Getting Your Workout in the Garden

Getting Your Workout in the Garden

by guest writer Sheila Olson

March 22, 2018

Image via Pixabay
The secret to exercise is finding something you love to do. However, for many people going to the gym and lifting iron doesn't exactly inspire love -- it's more like loathing. Underneath the fluorescent lights and bass-heavy music, most of us would rather break free than break a sweat.

For an effective workout that connects you to the earth as well as your home, try gardening. This outdoor activity helps strengthen your body while contributing to the environment. An hour of gardening can burn up to 300 calories while relieving stress and increasing bone density. Here are some of the ways gardening acts as a super substitute for the gym.

Build Your Core with Proper Bending

When you're working in the garden, you'll find yourself hunched over from time to time. It's important to avoid this, as hunching over can cause serious back pain and neck strain. Instead, bend responsibly by engaging your core muscles the entire time. Your core muscles help stabilize your entire body. They make up your abs and back as well as your inner trunk muscles that help build and protect the spine. Working and maintaining these muscles help prevent back pain and injury all while helping reduce harmful belly fat.

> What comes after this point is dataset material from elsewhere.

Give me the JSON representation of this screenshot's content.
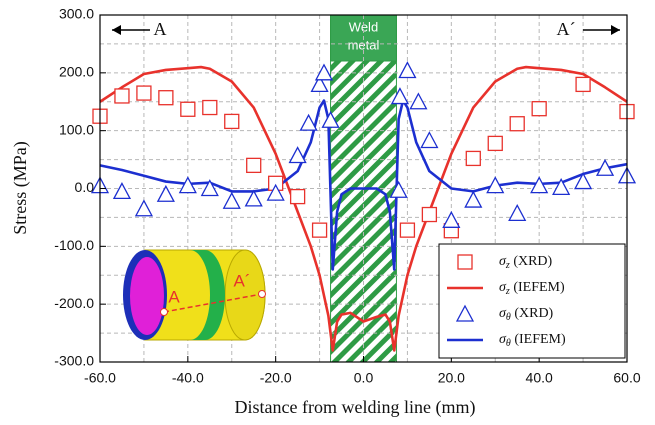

To aid injury prevention, add various core exercises to supplement the work you accomplish in the garden. Simple planks, crunches, bridges, and other bodyweight exercises can be done at home and still produce great results.

Get Really Strong Arms with Raking

Breaking out the rake can give your arms and shoulders a serious workout if you do it right. Use short, strong motions and change sides every 2 to 3 minutes to make sure you don't build more on one side than the other. Keep the rake close to your body and make sure your back is straight while you move about the garden.

Of course, raking isn't exactly a year-round activity in all climates. A good way to get your arm workout when leaves are still on the trees is to practice composting. Compost is rich, nutrient-filled soil formed by decaying organic matter. People use compost as an additive to their gardens and beds as well as when they plant trees and shrubs to enrich pre-existing soil. Spreading the compost over garden areas takes great amounts of tilling and raking in the dirt to make sure it fully combines.

Strengthen Your Seat with Squat Lifts

Whether you're picking up a pallet of newly budding plants or you need to move that bag of soil from one side of the yard to the other, you should always use your legs to lift heavy objects in the garden. Lifting with your legs helps work your hamstrings, quadriceps, glutes, and calves for long and lean legs. You also help strengthen and tone these muscles as you squat in the garden digging at the dirt or pruning your plants. Just like you should with your upper body exercises, always be sure to engage your core for stability and safety when squatting.

More Tips for Your Gardening Routine

While you may enjoy this new workout routine, keep in mind that it's still physical exertion. Be sure to drink plenty of water when working outside to prevent dehydration and heat stroke. You also want to wear sunscreen with a high SPF, light clothing with good coverage, and wear a wide-brimmed hat to keep the sun's harmful rays off your face. Finally, take some time after your gardening session to stretch. You'd be surprised at just how sore you can get planting azaleas.

Gardening is a great way to get some physical exercise while doing something you enjoy. The everyday actions involved in gardening help stabilize your core muscles, strengthen your arms, and build a sturdy lower body. Take the time to do each movement properly and treat your time outside like a workout and you'll build a healthy habit that can increase your quality of life.